Under the proposed legislation, a manufacturer must build reasonable security into an internet-connected device. The security must be appropriate to the nature and function of the device, and be designed to protect the device from unauthorized access. The goal of the legislation is to encourage IOT manufacturers to put reasonable security features into their products from the inception of the device. “We have learned that waiting until later is much less effective and may be impossible,” Rosenblum said.
“These devices are starting to embed themselves in some of the most intimate areas of our personal lives: our front doors can be unlocked remotely, our living rooms have a device “listening” for our next request for a weather report, our children’s toys record our child’s voice and send the recordings back to a company. There is even one internet connected thermometer that, when it detects a fever, sends that information to advertisers for disinfectant products,” continued AG Rosenblum’s testimony.
AG Rosenblum has been a leading advocate for stronger privacy and security laws since first realizing the need shortly after taking office in 2012. In 2017, Rosenblum initiated and helped pass a law that holds companies accountable for complying with their online privacy policies. The Oregon Unlawful Trade Practices Act now clearly applies to the privacy terms consumer agree to prior to downloading an app or other online tool.
In 2015, Rosenblum also initiated and helped pass a law that prohibits online education sites, services, and apps from compiling, sharing or disclosing K-12 student information for any purpose other than educational purposes.

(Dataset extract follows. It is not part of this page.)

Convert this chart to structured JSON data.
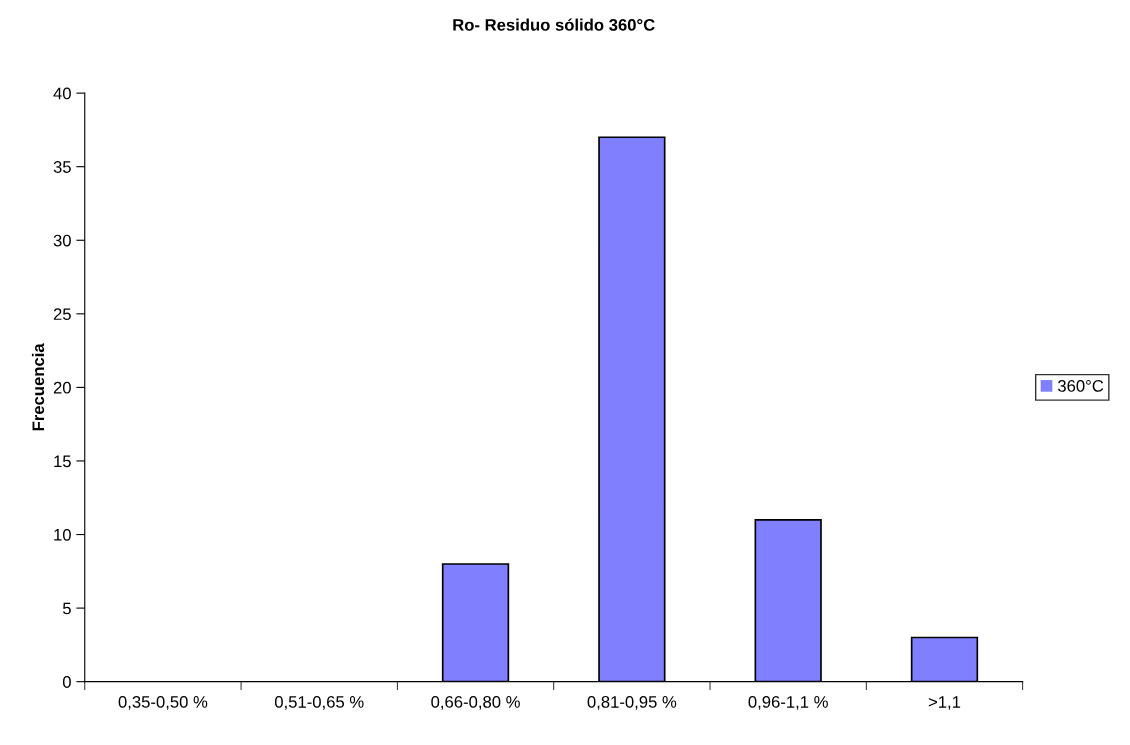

The Oregon Student Information Protection Act ( OSIPA) balances protecting students while giving companies room to develop in the digital education market.
During several legislative sessions, including the current session, Rosenblum has worked to strengthen Oregon’s Data Breach laws, the Oregon Department of Justice has settled several significant data breach actions, including against Uber, since the law was updated.
The Oregon Department of Justice (DOJ) is led by Attorney General Ellen Rosenblum, and serves as the state’s law firm. The Oregon DOJ advocates for and protects all Oregonians, especially the most vulnerable, such as children and seniors.